The bomber targeted the tourists after their vehicles left a temple in Marib at about 5.30pm. (2.30am NZT), the source said.
Two of their Yemeni drivers and tourist guides were killed and two were wounded.
"The security bodies will spare no effort to track down the terrorist elements behind this criminal act and present them to justice for a deterring punishment," the source said.
Security sources told Reuters earlier the attack followed an al Qaeda statement last week demanding the release of some of its members jailed in Yemen and warned of unspecified actions.
Spain's Foreign Ministry confirmed seven Spanish tourists were killed and six wounded when a suicide car bomber drove into their convoy.
Residents said body parts were strewn around the charred and damaged vehicles used by the Spaniards. One resident said the blast was very strong and was heard for miles.
Yemen is the ancestral home of al Qaeda leader Osama bin Laden. It joined the US-led war on terrorism launched after the September 11 attacks on the United States and has been battling Islamic militants for years.
The security sources said al Qaeda also demanded that Sanaa reconsider its cooperation with Washington.
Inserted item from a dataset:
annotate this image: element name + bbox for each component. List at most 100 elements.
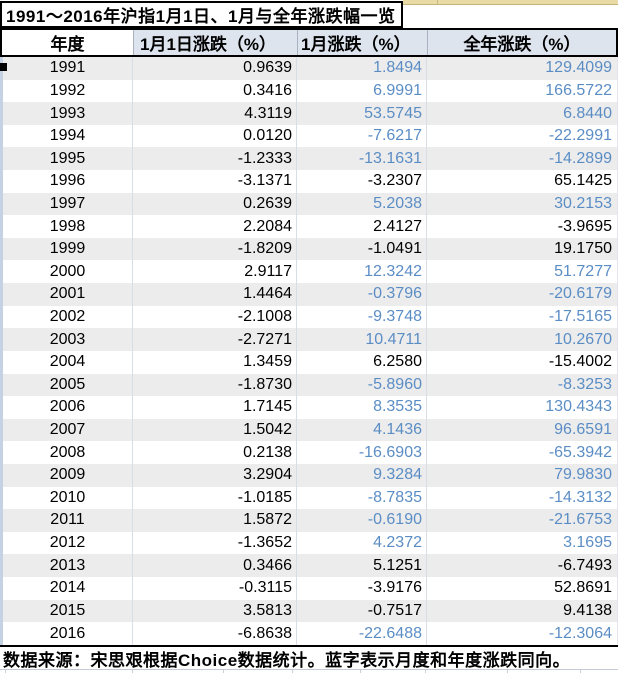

In March a French student and a Yemeni man were killed and another Frenchman was wounded when Shi'ite rebels attacked an Islamic college in a volatile area in northern Yemen. The rebels are not linked to al Qaeda.
Yemen foiled two suicide attacks on oil and gas installations in 2006, days after al Qaeda urged Muslims to target Western interests, especially oil installations.
Al Qaeda's wing in Yemen claimed responsibility for the foiled attacks and vowed more strikes.
In 2002 militants bombed the French oil supertanker Limburg off Yemen's coast. In 2000, a suicide attack on the US warship Cole killed 17 US sailors.
Yemen, on the southern tip of the Arabian Peninsula, has been widely seen in the West as a haven for Muslim militants, including al Qaeda supporters.
Scores of tourists and foreigners working in Yemen have been kidnapped over the last decade by tribesmen demanding better schools, roads and services, or the release of jailed relatives.
Most hostages were released unharmed, but in 2000 a Norwegian diplomat was killed in crossfire and in 1998 four Westerners were killed during a botched army attempt to free them from Islamic militants who had seized 16 tourists.